Freud berteori bahwa, pada saat kita tidur, pikiran kita mengubah isi laten (pikiran dan perasaan mentah dalam ketidaksadaran), menjadi isi manifest (alur mimpi sebenarnya seperti yang kita ingat). Proses ini yang disebut kerja mimpi, yang menggunakan simbol-simbol untuk menyatakan keinginan, yang dapat menghasilkan keinginan tak sadar yang muncul dalam keadaan terdistorsi atau tersamar.[6]
d. Analisis dan Interpretasi Resistensi
Resistensi sebagai suatu konsep fundamental praktek-praktek psikoanalisa yang bekerja melawan kemajuan terapi dan mencegah klien untuk menampilkan hal-hal yang tidak disadari. Freud memandang resistensi sebagai suatu dinamika yang tidak disadari yang mendorong seseorang untuk mempertahankan terhadap kecemasan. Resistensi bukan sesuatu yang harus diatasi karena hal itu merupakan gambaran pendekatan pertahanan klien dalam kehidupan sehari-hari. Resistensi harus diakui sebagai alat pertahanan menghadapi kecemasan.

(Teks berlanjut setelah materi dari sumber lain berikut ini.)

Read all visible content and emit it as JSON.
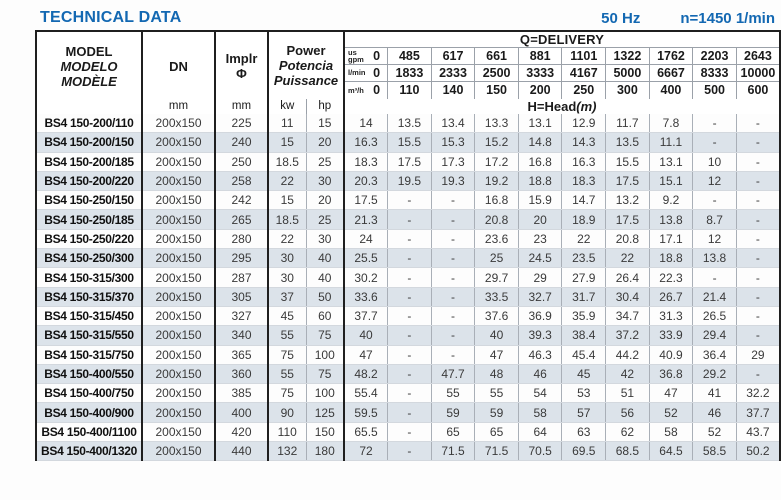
{
  "page": {
    "title": "TECHNICAL DATA",
    "frequency": "50 Hz",
    "speed": "n=1450 1/min"
  },
  "colors": {
    "accent_blue": "#1368b2",
    "row_shade": "#dce3ea",
    "grid_dark": "#1f1f1f",
    "grid_light": "#a9afb7"
  },
  "table": {
    "header": {
      "model_lines": [
        "MODEL",
        "MODELO",
        "MODÈLE"
      ],
      "dn": {
        "label": "DN",
        "unit": "mm"
      },
      "impeller": {
        "label": "Implr",
        "symbol": "Φ",
        "unit": "mm"
      },
      "power": {
        "lines": [
          "Power",
          "Potencia",
          "Puissance"
        ],
        "unit_kw": "kw",
        "unit_hp": "hp"
      },
      "delivery_title": "Q=DELIVERY",
      "head_label": "H=Head",
      "head_unit": "(m)",
      "flow_rows": [
        {
          "unit_lines": [
            "us",
            "gpm"
          ],
          "values": [
            "0",
            "485",
            "617",
            "661",
            "881",
            "1101",
            "1322",
            "1762",
            "2203",
            "2643"
          ]
        },
        {
          "unit_lines": [
            "l/min"
          ],
          "values": [
            "0",
            "1833",
            "2333",
            "2500",
            "3333",
            "4167",
            "5000",
            "6667",
            "8333",
            "10000"
          ]
        },
        {
          "unit_lines": [
            "m³/h"
          ],
          "values": [
            "0",
            "110",
            "140",
            "150",
            "200",
            "250",
            "300",
            "400",
            "500",
            "600"
          ]
        }
      ]
    },
    "rows": [
      {
        "model": "BS4 150-200/110",
        "dn": "200x150",
        "implr": "225",
        "kw": "11",
        "hp": "15",
        "head": [
          "14",
          "13.5",
          "13.4",
          "13.3",
          "13.1",
          "12.9",
          "11.7",
          "7.8",
          "-",
          "-"
        ]
      },
      {
        "model": "BS4 150-200/150",
        "dn": "200x150",
        "implr": "240",
        "kw": "15",
        "hp": "20",
        "head": [
          "16.3",
          "15.5",
          "15.3",
          "15.2",
          "14.8",
          "14.3",
          "13.5",
          "11.1",
          "-",
          "-"
        ]
      },
      {
        "model": "BS4 150-200/185",
        "dn": "200x150",
        "implr": "250",
        "kw": "18.5",
        "hp": "25",
        "head": [
          "18.3",
          "17.5",
          "17.3",
          "17.2",
          "16.8",
          "16.3",
          "15.5",
          "13.1",
          "10",
          "-"
        ]
      },
      {
        "model": "BS4 150-200/220",
        "dn": "200x150",
        "implr": "258",
        "kw": "22",
        "hp": "30",
        "head": [
          "20.3",
          "19.5",
          "19.3",
          "19.2",
          "18.8",
          "18.3",
          "17.5",
          "15.1",
          "12",
          "-"
        ]
      },
      {
        "model": "BS4 150-250/150",
        "dn": "200x150",
        "implr": "242",
        "kw": "15",
        "hp": "20",
        "head": [
          "17.5",
          "-",
          "-",
          "16.8",
          "15.9",
          "14.7",
          "13.2",
          "9.2",
          "-",
          "-"
        ]
      },
      {
        "model": "BS4 150-250/185",
        "dn": "200x150",
        "implr": "265",
        "kw": "18.5",
        "hp": "25",
        "head": [
          "21.3",
          "-",
          "-",
          "20.8",
          "20",
          "18.9",
          "17.5",
          "13.8",
          "8.7",
          "-"
        ]
      },
      {
        "model": "BS4 150-250/220",
        "dn": "200x150",
        "implr": "280",
        "kw": "22",
        "hp": "30",
        "head": [
          "24",
          "-",
          "-",
          "23.6",
          "23",
          "22",
          "20.8",
          "17.1",
          "12",
          "-"
        ]
      },
      {
        "model": "BS4 150-250/300",
        "dn": "200x150",
        "implr": "295",
        "kw": "30",
        "hp": "40",
        "head": [
          "25.5",
          "-",
          "-",
          "25",
          "24.5",
          "23.5",
          "22",
          "18.8",
          "13.8",
          "-"
        ]
      },
      {
        "model": "BS4 150-315/300",
        "dn": "200x150",
        "implr": "287",
        "kw": "30",
        "hp": "40",
        "head": [
          "30.2",
          "-",
          "-",
          "29.7",
          "29",
          "27.9",
          "26.4",
          "22.3",
          "-",
          "-"
        ]
      },
      {
        "model": "BS4 150-315/370",
        "dn": "200x150",
        "implr": "305",
        "kw": "37",
        "hp": "50",
        "head": [
          "33.6",
          "-",
          "-",
          "33.5",
          "32.7",
          "31.7",
          "30.4",
          "26.7",
          "21.4",
          "-"
        ]
      },
      {
        "model": "BS4 150-315/450",
        "dn": "200x150",
        "implr": "327",
        "kw": "45",
        "hp": "60",
        "head": [
          "37.7",
          "-",
          "-",
          "37.6",
          "36.9",
          "35.9",
          "34.7",
          "31.3",
          "26.5",
          "-"
        ]
      },
      {
        "model": "BS4 150-315/550",
        "dn": "200x150",
        "implr": "340",
        "kw": "55",
        "hp": "75",
        "head": [
          "40",
          "-",
          "-",
          "40",
          "39.3",
          "38.4",
          "37.2",
          "33.9",
          "29.4",
          "-"
        ]
      },
      {
        "model": "BS4 150-315/750",
        "dn": "200x150",
        "implr": "365",
        "kw": "75",
        "hp": "100",
        "head": [
          "47",
          "-",
          "-",
          "47",
          "46.3",
          "45.4",
          "44.2",
          "40.9",
          "36.4",
          "29"
        ]
      },
      {
        "model": "BS4 150-400/550",
        "dn": "200x150",
        "implr": "360",
        "kw": "55",
        "hp": "75",
        "head": [
          "48.2",
          "-",
          "47.7",
          "48",
          "46",
          "45",
          "42",
          "36.8",
          "29.2",
          "-"
        ]
      },
      {
        "model": "BS4 150-400/750",
        "dn": "200x150",
        "implr": "385",
        "kw": "75",
        "hp": "100",
        "head": [
          "55.4",
          "-",
          "55",
          "55",
          "54",
          "53",
          "51",
          "47",
          "41",
          "32.2"
        ]
      },
      {
        "model": "BS4 150-400/900",
        "dn": "200x150",
        "implr": "400",
        "kw": "90",
        "hp": "125",
        "head": [
          "59.5",
          "-",
          "59",
          "59",
          "58",
          "57",
          "56",
          "52",
          "46",
          "37.7"
        ]
      },
      {
        "model": "BS4 150-400/1100",
        "dn": "200x150",
        "implr": "420",
        "kw": "110",
        "hp": "150",
        "head": [
          "65.5",
          "-",
          "65",
          "65",
          "64",
          "63",
          "62",
          "58",
          "52",
          "43.7"
        ]
      },
      {
        "model": "BS4 150-400/1320",
        "dn": "200x150",
        "implr": "440",
        "kw": "132",
        "hp": "180",
        "head": [
          "72",
          "-",
          "71.5",
          "71.5",
          "70.5",
          "69.5",
          "68.5",
          "64.5",
          "58.5",
          "50.2"
        ]
      }
    ]
  }
}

e.  Analisis dan Interpretasi dan Transperensi
Seperti halnya resistensi, transperensi (pemindahan) terletak dalam arti terapi psikoanalisa dalam proses terapeutik pada saat dimana kegiatan-kegiatan klien masa lalu yang tak terselesaikan dengan orang lain, menyebabkan dia mengubah masa kini dan mereaksi kepada analisis sebagai yang dilakukan kepada ibunya atau ayahnya. Kini, dalam hubungan dengan konselor klien mengalami kembali perasaan penolakan permusuhan yang pernah dialami terhadap orang tuanya.[7]
2.   Konsep Psikoterapi Humanistik
Konsep Humanistik dalam implikasi klinis sangat memperhatikan tentang kemampuan aktualisasi pada diri klien, klien begitu membutuhkan perhatian positif dari orang-orang disekitarnya. Sehingga hubungan antar individu yang hangat, adanya cinta dan kasih sayang, dan penerimaan terhadap orang-orang disekitarnya sangat membantu proses terapi.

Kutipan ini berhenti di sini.